Она замолчала, вспоминая. Ну да, не соврала, было именно так. Нагнулась, держа плоский камушек и плавно ведя кисть, выпустила из чутко расслабленных пальцев.
— Шлеп-шлеп-шлеп-бульк, — сказал камушек, и забелел в прозрачной воде.
— А потом?
— Потом перечитывала. И не знала, как быть.
— Почему?
Спрашивал, не оборачиваясь, и Лету это сердило. Щеки горели, билось сердце, от воспоминаний. А Дзига внимательно прицеливался, кидая. И камушек летел, победно миновав Летин, тонул так далеко, что его в воде было не разглядеть.
— Одиннадцать! — провозгласил, отряхнул руки, красуясь, выставил ногу в черном полукеде, — я герой! Я — чемпион!

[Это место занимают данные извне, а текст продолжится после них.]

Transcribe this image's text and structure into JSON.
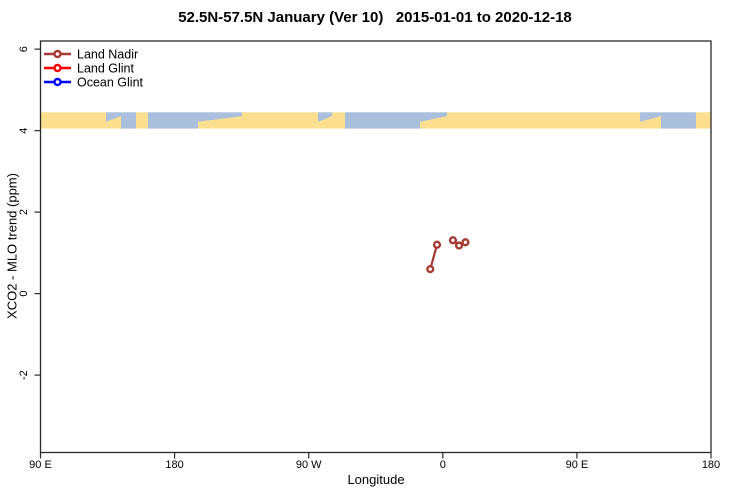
{
  "title": "52.5N-57.5N January (Ver 10)   2015-01-01 to 2020-12-18",
  "colors": {
    "land": "#FBDF8F",
    "ocean": "#A9BFDC",
    "land_nadir": "#A63A32",
    "land_glint": "#FF0000",
    "ocean_glint": "#0000FF",
    "axis": "#2a2a2a",
    "text": "#000000"
  },
  "legend": {
    "position": "top-left",
    "items": [
      {
        "label": "Land Nadir",
        "color": "#A63A32",
        "marker": "open-circle-on-line"
      },
      {
        "label": "Land Glint",
        "color": "#FF0000",
        "marker": "open-circle-on-line"
      },
      {
        "label": "Ocean Glint",
        "color": "#0000FF",
        "marker": "open-circle-on-line"
      }
    ]
  },
  "chart_data": {
    "type": "line",
    "title": "52.5N-57.5N January (Ver 10)   2015-01-01 to 2020-12-18",
    "xlabel": "Longitude",
    "ylabel": "XCO2 - MLO trend (ppm)",
    "xlim": [
      90,
      540
    ],
    "ylim": [
      -3.9,
      6.2
    ],
    "grid": false,
    "x_ticks": [
      {
        "value": 90,
        "label": "90 E"
      },
      {
        "value": 180,
        "label": "180"
      },
      {
        "value": 270,
        "label": "90 W"
      },
      {
        "value": 360,
        "label": "0"
      },
      {
        "value": 450,
        "label": "90 E"
      },
      {
        "value": 540,
        "label": "180"
      }
    ],
    "y_ticks": [
      {
        "value": 6,
        "label": "6"
      },
      {
        "value": 4,
        "label": "4"
      },
      {
        "value": 2,
        "label": "2"
      },
      {
        "value": 0,
        "label": "0"
      },
      {
        "value": -2,
        "label": "-2"
      }
    ],
    "series": [
      {
        "name": "Land Nadir",
        "color": "#A63A32",
        "marker": "open-circle",
        "segments": [
          {
            "points": [
              {
                "lon": -8.4,
                "plot_x": 351.6,
                "y": 0.6
              },
              {
                "lon": -3.9,
                "plot_x": 356.1,
                "y": 1.2
              }
            ]
          },
          {
            "points": [
              {
                "lon": 6.8,
                "plot_x": 366.8,
                "y": 1.31
              },
              {
                "lon": 10.9,
                "plot_x": 370.9,
                "y": 1.18
              },
              {
                "lon": 15.2,
                "plot_x": 375.2,
                "y": 1.26
              }
            ]
          }
        ]
      },
      {
        "name": "Land Glint",
        "color": "#FF0000",
        "marker": "open-circle",
        "segments": []
      },
      {
        "name": "Ocean Glint",
        "color": "#0000FF",
        "marker": "open-circle",
        "segments": []
      }
    ],
    "map_band": {
      "description": "world-map latitude strip 52.5N-57.5N drawn across plot",
      "y_top": 4.45,
      "y_bottom": 4.05,
      "land_color": "#FBDF8F",
      "ocean_color": "#A9BFDC",
      "segments": [
        {
          "start": 0,
          "end": 9.77,
          "type": "land"
        },
        {
          "start": 9.77,
          "end": 12.01,
          "type": "mix"
        },
        {
          "start": 12.01,
          "end": 14.24,
          "type": "ocean"
        },
        {
          "start": 14.24,
          "end": 16.03,
          "type": "land"
        },
        {
          "start": 16.03,
          "end": 23.49,
          "type": "ocean"
        },
        {
          "start": 23.49,
          "end": 30.05,
          "type": "mix"
        },
        {
          "start": 30.05,
          "end": 41.39,
          "type": "land"
        },
        {
          "start": 41.39,
          "end": 43.48,
          "type": "mix"
        },
        {
          "start": 43.48,
          "end": 45.41,
          "type": "land"
        },
        {
          "start": 45.41,
          "end": 56.6,
          "type": "ocean"
        },
        {
          "start": 56.6,
          "end": 60.63,
          "type": "mix"
        },
        {
          "start": 60.63,
          "end": 89.41,
          "type": "land"
        },
        {
          "start": 89.41,
          "end": 92.54,
          "type": "mix"
        },
        {
          "start": 92.54,
          "end": 97.76,
          "type": "ocean"
        },
        {
          "start": 97.76,
          "end": 100,
          "type": "land"
        }
      ]
    }
  }
}
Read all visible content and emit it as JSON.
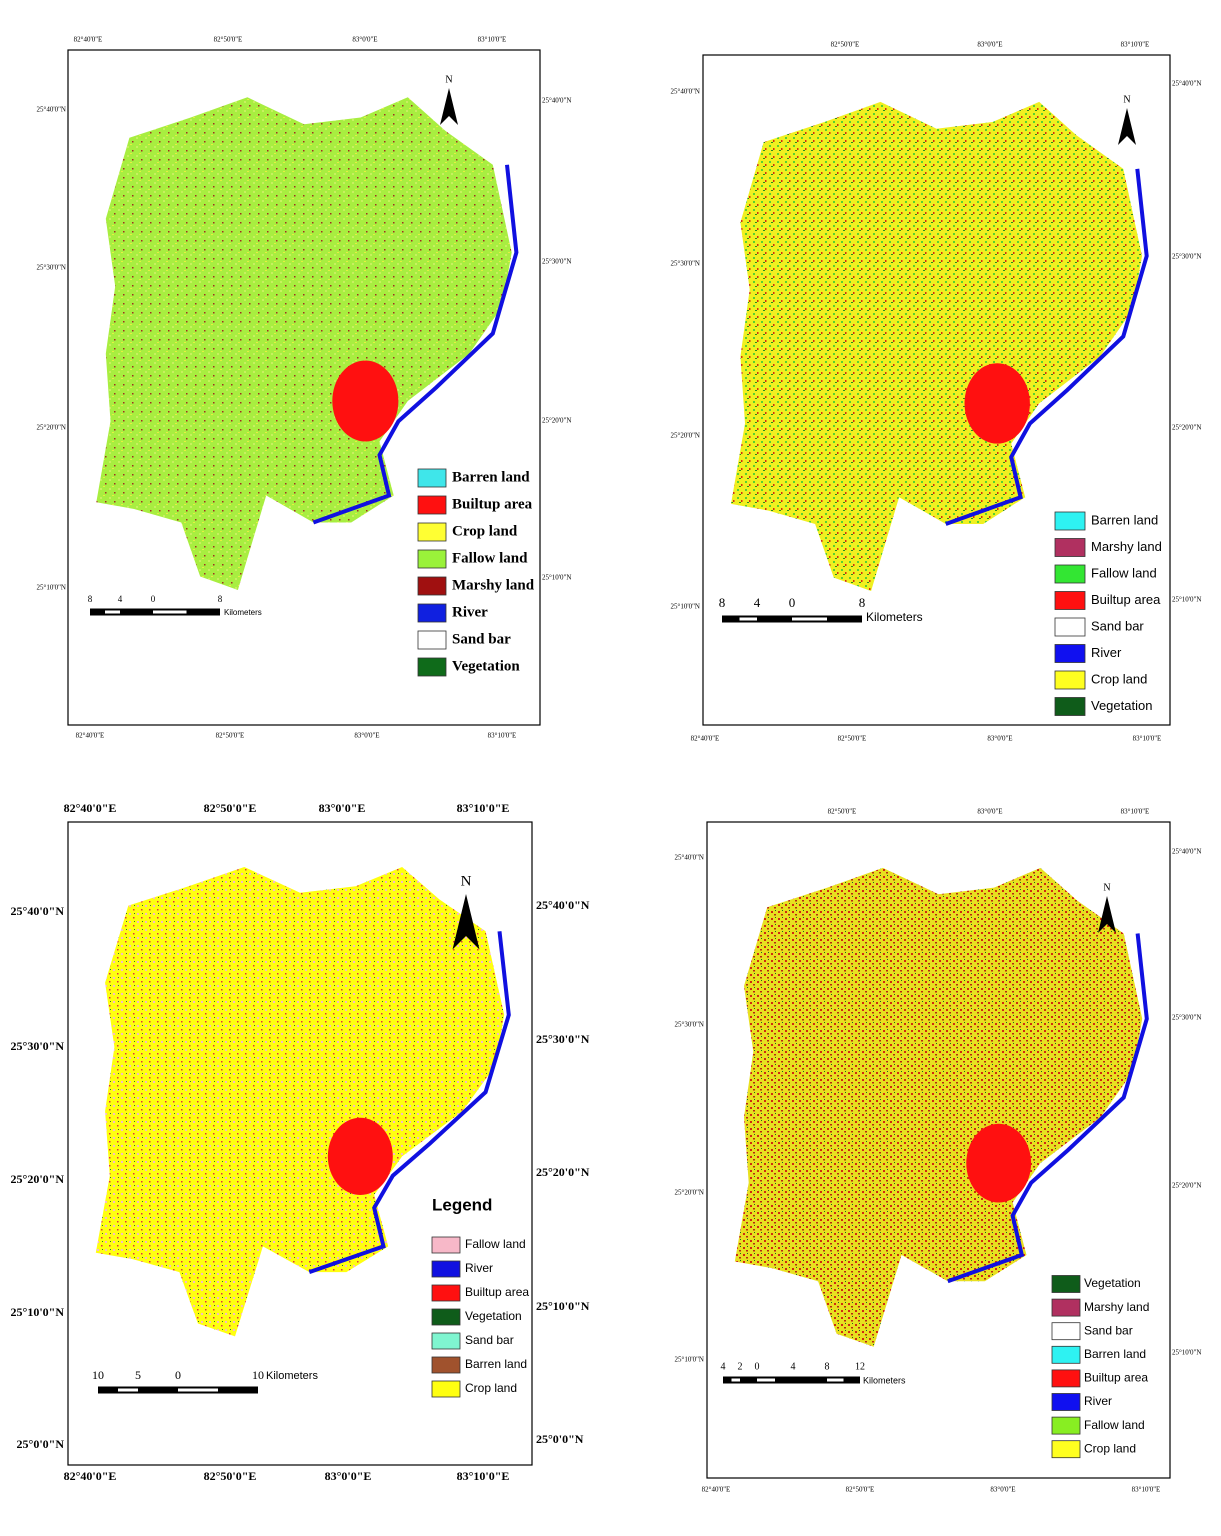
{
  "maps": [
    {
      "top_labels": [
        "82°40'0\"E",
        "82°50'0\"E",
        "83°0'0\"E",
        "83°10'0\"E"
      ],
      "bottom_labels": [
        "82°40'0\"E",
        "82°50'0\"E",
        "83°0'0\"E",
        "83°10'0\"E"
      ],
      "left_labels": [
        "25°40'0\"N",
        "25°30'0\"N",
        "25°20'0\"N",
        "25°10'0\"N"
      ],
      "right_labels": [
        "25°40'0\"N",
        "25°30'0\"N",
        "25°20'0\"N",
        "25°10'0\"N"
      ],
      "north": "N",
      "scale_labels": [
        "8",
        "4",
        "0",
        "8"
      ],
      "scale_unit": "Kilometers",
      "legend": [
        {
          "label": "Barren land",
          "color": "#3fe6ea"
        },
        {
          "label": "Builtup area",
          "color": "#ff1010"
        },
        {
          "label": "Crop land",
          "color": "#ffff33"
        },
        {
          "label": "Fallow land",
          "color": "#9af23a"
        },
        {
          "label": "Marshy land",
          "color": "#a01010"
        },
        {
          "label": "River",
          "color": "#1020e0"
        },
        {
          "label": "Sand bar",
          "color": "#ffffff"
        },
        {
          "label": "Vegetation",
          "color": "#0f6b1a"
        }
      ]
    },
    {
      "top_labels": [
        "82°50'0\"E",
        "83°0'0\"E",
        "83°10'0\"E"
      ],
      "bottom_labels": [
        "82°40'0\"E",
        "82°50'0\"E",
        "83°0'0\"E",
        "83°10'0\"E"
      ],
      "left_labels": [
        "25°40'0\"N",
        "25°30'0\"N",
        "25°20'0\"N",
        "25°10'0\"N"
      ],
      "right_labels": [
        "25°40'0\"N",
        "25°30'0\"N",
        "25°20'0\"N",
        "25°10'0\"N"
      ],
      "north": "N",
      "scale_labels": [
        "8",
        "4",
        "0",
        "8"
      ],
      "scale_unit": "Kilometers",
      "legend": [
        {
          "label": "Barren land",
          "color": "#2ef2f2"
        },
        {
          "label": "Marshy land",
          "color": "#b03060"
        },
        {
          "label": "Fallow land",
          "color": "#33e633"
        },
        {
          "label": "Builtup area",
          "color": "#ff1010"
        },
        {
          "label": "Sand bar",
          "color": "#ffffff"
        },
        {
          "label": "River",
          "color": "#1010f0"
        },
        {
          "label": "Crop land",
          "color": "#ffff20"
        },
        {
          "label": "Vegetation",
          "color": "#0f5c1a"
        }
      ]
    },
    {
      "top_labels": [
        "82°40'0\"E",
        "82°50'0\"E",
        "83°0'0\"E",
        "83°10'0\"E"
      ],
      "bottom_labels": [
        "82°40'0\"E",
        "82°50'0\"E",
        "83°0'0\"E",
        "83°10'0\"E"
      ],
      "left_labels": [
        "25°40'0\"N",
        "25°30'0\"N",
        "25°20'0\"N",
        "25°10'0\"N",
        "25°0'0\"N"
      ],
      "right_labels": [
        "25°40'0\"N",
        "25°30'0\"N",
        "25°20'0\"N",
        "25°10'0\"N",
        "25°0'0\"N"
      ],
      "north": "N",
      "scale_labels": [
        "10",
        "5",
        "0",
        "10"
      ],
      "scale_unit": "Kilometers",
      "legend_title": "Legend",
      "legend": [
        {
          "label": "Fallow land",
          "color": "#f7b8c8"
        },
        {
          "label": "River",
          "color": "#1010e0"
        },
        {
          "label": "Builtup area",
          "color": "#ff1010"
        },
        {
          "label": "Vegetation",
          "color": "#0f5c1a"
        },
        {
          "label": "Sand bar",
          "color": "#7ff5d0"
        },
        {
          "label": "Barren land",
          "color": "#a0522d"
        },
        {
          "label": "Crop land",
          "color": "#ffff10"
        }
      ]
    },
    {
      "top_labels": [
        "82°50'0\"E",
        "83°0'0\"E",
        "83°10'0\"E"
      ],
      "bottom_labels": [
        "82°40'0\"E",
        "82°50'0\"E",
        "83°0'0\"E",
        "83°10'0\"E"
      ],
      "left_labels": [
        "25°40'0\"N",
        "25°30'0\"N",
        "25°20'0\"N",
        "25°10'0\"N"
      ],
      "right_labels": [
        "25°40'0\"N",
        "25°30'0\"N",
        "25°20'0\"N",
        "25°10'0\"N"
      ],
      "north": "N",
      "scale_labels": [
        "4",
        "2",
        "0",
        "4",
        "8",
        "12"
      ],
      "scale_unit": "Kilometers",
      "legend": [
        {
          "label": "Vegetation",
          "color": "#0f5c1a"
        },
        {
          "label": "Marshy land",
          "color": "#b03060"
        },
        {
          "label": "Sand bar",
          "color": "#ffffff"
        },
        {
          "label": "Barren land",
          "color": "#2ef2f2"
        },
        {
          "label": "Builtup area",
          "color": "#ff1010"
        },
        {
          "label": "River",
          "color": "#1010f0"
        },
        {
          "label": "Fallow land",
          "color": "#88ee22"
        },
        {
          "label": "Crop land",
          "color": "#ffff20"
        }
      ]
    }
  ]
}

— Еще какой, — согласилась Лета. Подняла камеру и стала выцеливать ставники, тонкие стволики с перекладинами, провисшие сети, бакланов и чаек на деревянных распорках.
— Чего замолчала?
— Тебе неинтересно…
Мальчик хлопнул себя по бокам, сел на сложенный плащ и поднял узкое лицо, расширил глаза и открыл рот, подаваясь к Лете, и упираясь руками в согнутые колени. Поза внимательнейшего внимания… умрет, ежели не услышит…
— В черном-черном саду, под черным-черным кустом, — басом сказала Лета, — жил черный-пречерный рояль…
Чайки снялись со ставника и полетели низко, как пущенные рукой мальчика камушки. Но не утонули, а сели, отражаясь совершенно и абсолютно. Покачиваясь, ждали, когда затихнет над водой смех.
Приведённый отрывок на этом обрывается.